Style

Style, music and integrity: meet popstar Murmur and stylist Tekla Lou

Photo: (left): Jonathan Vivaas Kiise and (right): private

Can one obsess over fashion and style in 2020 with a clean conscience? «Definitely!» says Sunniva Mellbye (above left) also knows as singer-songwriter Murmur who’s just launched her new single «For You baby». She and her friend and stylist Tekla Lou Fure Brandsæter (above right) have developed a working relationship that allows both women their artistic freedom. For Tekla Lou it is more a collab than a «stylist job»: «That’s what I love working with Sunniva, she’s always open to new ideas» says Tekla Lou.

The collaboration started with Tekla Lou inviting herself home to Sunniva, with an offer of styling her, taking photos and cooking her a nice vegan meal. «We knew each other already and always admired her strong personal style, how well she was put together. So, I thought – why not? And just said yes to it all» smiles Sunniva.

«I felt I should to bribe her with some nice food for giving me this opportunity» says Tekla Lou who hired a photographer, gathered together some outfits and baked a cake and then showed up on the singers door. The result was so good they knew they needed to continue – for Sunniva it was like her stage alter ego Murmur found her visual voice to go along with her music. «It’s a bit like – let’s see what we can do with what I have and what you have» says Sunniva.

Sunniva started her musical career by composing and singing songs in her bedroom using a secondhand organ she found at the skip. These days she is launching a new EP titled «Behind Your Back», and her visual image heavily inspired by sixties models and it-girls.

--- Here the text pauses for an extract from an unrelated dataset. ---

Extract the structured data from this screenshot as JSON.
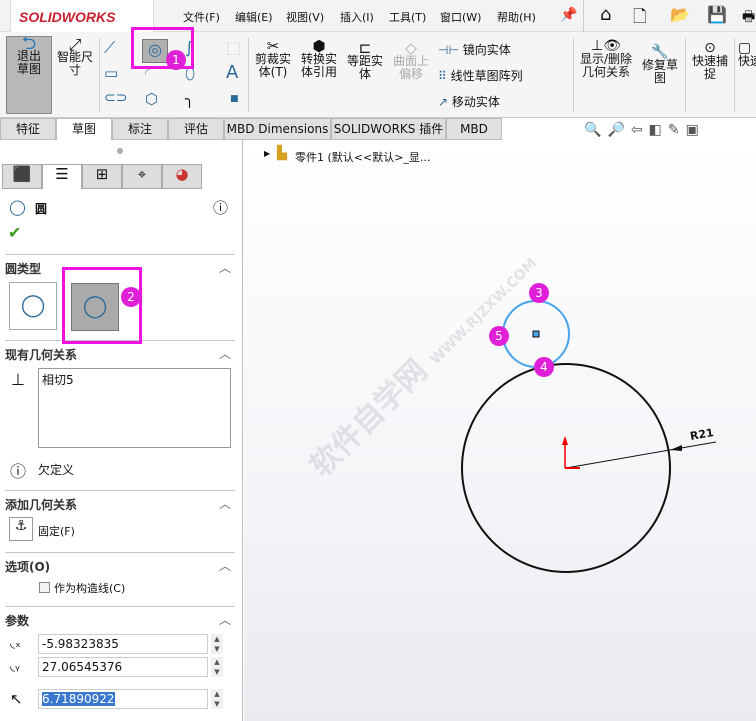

Styletalk: What happens when you put on an outfit Tekla Lou has brought you, is it like a total transformation or like she is bringing out a secret and more extrovert side of you?
«I think it’s a bit of both. Sometimes it brings out my wild side, some part of my personality that is way more flamboyant and commanding than my everyday self. I always admire people with extreme style, something that does not necessarily come so easy to me off-stage. But when you go on stage you need to own it, wear more outlandish stuff and be «larger than life» because all eyes are on you» says Sunniva.

Photo: Lena Trydal

Styletalk: Could you have worked with a stylist who wanted to change your style completely to make you most commercially attractive?
«Well, sometimes she does! Because Tekla takes me places with her clothes that I never would have even thought of. I am one hundred percent self-taught and I have no management who tells me what to do. I am free. So, when I have a new song all I need to do is give Tekla some key words, and then we raid her wardrobe. Which, by the way, is massive! Her collection of vintage pieces is so mind-blowingly huge and exciting – much of it way out of my comfort zone, but once she dresses me I see how it comes together and works» says Sunniva.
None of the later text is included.